第2話 天井桟敷で見た大学日本拳法
天井桟敷(てんじょうさじき:劇場で、後方の最上階に設けた低料金の席。)
昔はよく、東銀座にある歌舞伎座の「一見席」という、一幕だけを800円で見られるところで観ていました。歌舞伎とはどんなものかを知ろうという初心者と、「待ってました !」「○○屋 !」なんて、大きな声で掛け声をかける通の人とが一緒になって観る席。ベンチはあるのですが、込んでくると、ギュウギュウ押し込まれて、ほぼ立ち見状態。でも、一般の観客席で取り澄して観劇するのとは違う、面白みや興奮がありました。
フランス映画「天井桟敷の人々」とは、単に観客として観劇するのではなく、芝居に溶け込んで役者と一体化し、その演じる人生を、まるで自分の人生の如くにのめり込む(感情移入する → 鑑賞)という、いかにも自我(の観念)が強いフランス人らしさを知ることができる映画です。
昨年と同じく今年の大会も、三位決定戦・決勝戦が行なわれるマットのすぐ上の観客席、その通路で立ち見をすることができたのですが、今年の「天井桟敷で見た大学日本拳法」は、過去に観てきた大会では得られなかった大きな感動と共に、強い感心や深い関心を呼び起こしてくれました。
芝居でも大学日本拳法の試合でも、横にいる観客や後ろから覆い被さるように響く観客のどよめきや声援という「観劇・観戦環境」あっての「鑑賞」になると実感した次第です。

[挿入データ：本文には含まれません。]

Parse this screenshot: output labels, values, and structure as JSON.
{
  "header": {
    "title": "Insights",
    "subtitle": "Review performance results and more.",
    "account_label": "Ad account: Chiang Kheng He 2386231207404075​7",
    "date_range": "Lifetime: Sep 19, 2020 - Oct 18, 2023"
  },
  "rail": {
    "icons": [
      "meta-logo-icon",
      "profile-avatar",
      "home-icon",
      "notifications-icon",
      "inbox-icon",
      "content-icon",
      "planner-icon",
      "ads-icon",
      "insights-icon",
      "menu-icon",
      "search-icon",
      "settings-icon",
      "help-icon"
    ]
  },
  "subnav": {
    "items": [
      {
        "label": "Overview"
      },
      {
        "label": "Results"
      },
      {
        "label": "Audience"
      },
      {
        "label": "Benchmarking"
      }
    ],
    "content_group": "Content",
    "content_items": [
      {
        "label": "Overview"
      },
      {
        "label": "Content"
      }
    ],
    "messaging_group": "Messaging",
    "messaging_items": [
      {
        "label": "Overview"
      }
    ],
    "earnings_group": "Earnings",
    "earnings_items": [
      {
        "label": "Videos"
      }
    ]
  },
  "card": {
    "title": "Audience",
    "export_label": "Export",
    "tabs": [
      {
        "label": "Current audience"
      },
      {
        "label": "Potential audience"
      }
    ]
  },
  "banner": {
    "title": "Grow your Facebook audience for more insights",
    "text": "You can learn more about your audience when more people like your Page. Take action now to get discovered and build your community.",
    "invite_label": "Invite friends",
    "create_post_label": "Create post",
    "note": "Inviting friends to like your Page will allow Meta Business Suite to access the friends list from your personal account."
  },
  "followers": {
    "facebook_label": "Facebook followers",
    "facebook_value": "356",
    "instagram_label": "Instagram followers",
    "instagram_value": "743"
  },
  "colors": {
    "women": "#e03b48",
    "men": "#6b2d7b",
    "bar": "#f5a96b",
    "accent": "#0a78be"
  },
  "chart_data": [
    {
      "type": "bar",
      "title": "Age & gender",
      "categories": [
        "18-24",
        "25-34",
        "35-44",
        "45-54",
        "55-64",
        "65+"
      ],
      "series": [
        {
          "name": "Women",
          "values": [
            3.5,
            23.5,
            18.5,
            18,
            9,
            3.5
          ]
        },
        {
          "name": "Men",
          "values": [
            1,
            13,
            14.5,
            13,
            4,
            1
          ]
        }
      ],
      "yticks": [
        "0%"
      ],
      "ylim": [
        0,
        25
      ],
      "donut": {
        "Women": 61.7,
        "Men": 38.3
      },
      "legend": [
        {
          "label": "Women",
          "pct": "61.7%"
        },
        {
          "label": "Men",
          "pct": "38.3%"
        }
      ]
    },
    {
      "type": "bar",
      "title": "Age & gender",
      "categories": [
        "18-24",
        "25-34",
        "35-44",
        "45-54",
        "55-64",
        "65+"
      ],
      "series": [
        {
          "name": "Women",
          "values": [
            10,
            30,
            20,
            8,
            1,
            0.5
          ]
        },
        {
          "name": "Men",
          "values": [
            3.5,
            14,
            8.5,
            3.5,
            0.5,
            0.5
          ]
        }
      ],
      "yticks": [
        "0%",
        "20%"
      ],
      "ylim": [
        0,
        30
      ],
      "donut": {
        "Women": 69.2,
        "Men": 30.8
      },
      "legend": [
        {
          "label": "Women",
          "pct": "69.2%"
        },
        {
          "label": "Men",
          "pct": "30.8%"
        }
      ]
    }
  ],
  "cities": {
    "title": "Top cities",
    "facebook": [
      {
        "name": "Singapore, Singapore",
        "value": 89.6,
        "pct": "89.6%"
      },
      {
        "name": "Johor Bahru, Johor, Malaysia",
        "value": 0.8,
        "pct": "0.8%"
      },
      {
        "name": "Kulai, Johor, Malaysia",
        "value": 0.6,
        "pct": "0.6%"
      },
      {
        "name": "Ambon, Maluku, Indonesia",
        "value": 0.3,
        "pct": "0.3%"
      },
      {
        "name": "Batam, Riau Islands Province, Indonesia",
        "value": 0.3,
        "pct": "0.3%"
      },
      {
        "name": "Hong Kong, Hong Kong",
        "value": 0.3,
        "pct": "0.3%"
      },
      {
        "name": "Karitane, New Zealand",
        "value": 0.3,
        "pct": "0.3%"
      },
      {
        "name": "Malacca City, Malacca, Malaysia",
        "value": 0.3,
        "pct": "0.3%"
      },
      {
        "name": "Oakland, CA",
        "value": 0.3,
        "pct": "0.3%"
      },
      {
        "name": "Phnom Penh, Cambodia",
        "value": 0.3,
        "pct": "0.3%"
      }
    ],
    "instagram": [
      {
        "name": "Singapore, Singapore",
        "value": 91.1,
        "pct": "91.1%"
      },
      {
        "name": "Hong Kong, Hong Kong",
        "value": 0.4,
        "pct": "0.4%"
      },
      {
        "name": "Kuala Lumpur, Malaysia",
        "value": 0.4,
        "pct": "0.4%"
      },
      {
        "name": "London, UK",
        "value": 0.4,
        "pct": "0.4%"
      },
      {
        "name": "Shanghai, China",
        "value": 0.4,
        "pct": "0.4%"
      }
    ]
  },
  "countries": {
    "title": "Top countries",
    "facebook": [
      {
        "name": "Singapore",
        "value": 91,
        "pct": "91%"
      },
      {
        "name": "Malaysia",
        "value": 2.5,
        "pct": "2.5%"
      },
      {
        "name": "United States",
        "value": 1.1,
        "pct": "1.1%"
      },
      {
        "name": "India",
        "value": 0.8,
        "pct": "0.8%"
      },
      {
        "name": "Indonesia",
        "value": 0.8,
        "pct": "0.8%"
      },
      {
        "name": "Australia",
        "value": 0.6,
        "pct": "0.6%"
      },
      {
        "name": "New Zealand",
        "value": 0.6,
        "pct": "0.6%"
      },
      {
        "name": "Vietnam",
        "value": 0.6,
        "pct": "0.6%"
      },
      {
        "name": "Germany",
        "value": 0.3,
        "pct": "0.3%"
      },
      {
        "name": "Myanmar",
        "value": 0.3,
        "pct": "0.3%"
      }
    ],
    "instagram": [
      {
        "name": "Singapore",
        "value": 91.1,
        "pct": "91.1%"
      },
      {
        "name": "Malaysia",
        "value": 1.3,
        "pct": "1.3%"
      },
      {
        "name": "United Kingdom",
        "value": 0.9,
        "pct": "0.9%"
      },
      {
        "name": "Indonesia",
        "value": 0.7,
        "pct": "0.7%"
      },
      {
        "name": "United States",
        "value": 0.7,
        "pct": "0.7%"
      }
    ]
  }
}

今回はその意味で、技術で観る大学日本拳法ではなく、よりスピリチュアル(精神的・霊的)、尚且つフィロソフィカル・哲理(人生や世界の本質にかかわる深い道理)的な大学日本拳法の楽しみ方ができました。(まあ、大学時代から技術なんてなかった私ですから、毎回このパターンなんですが。)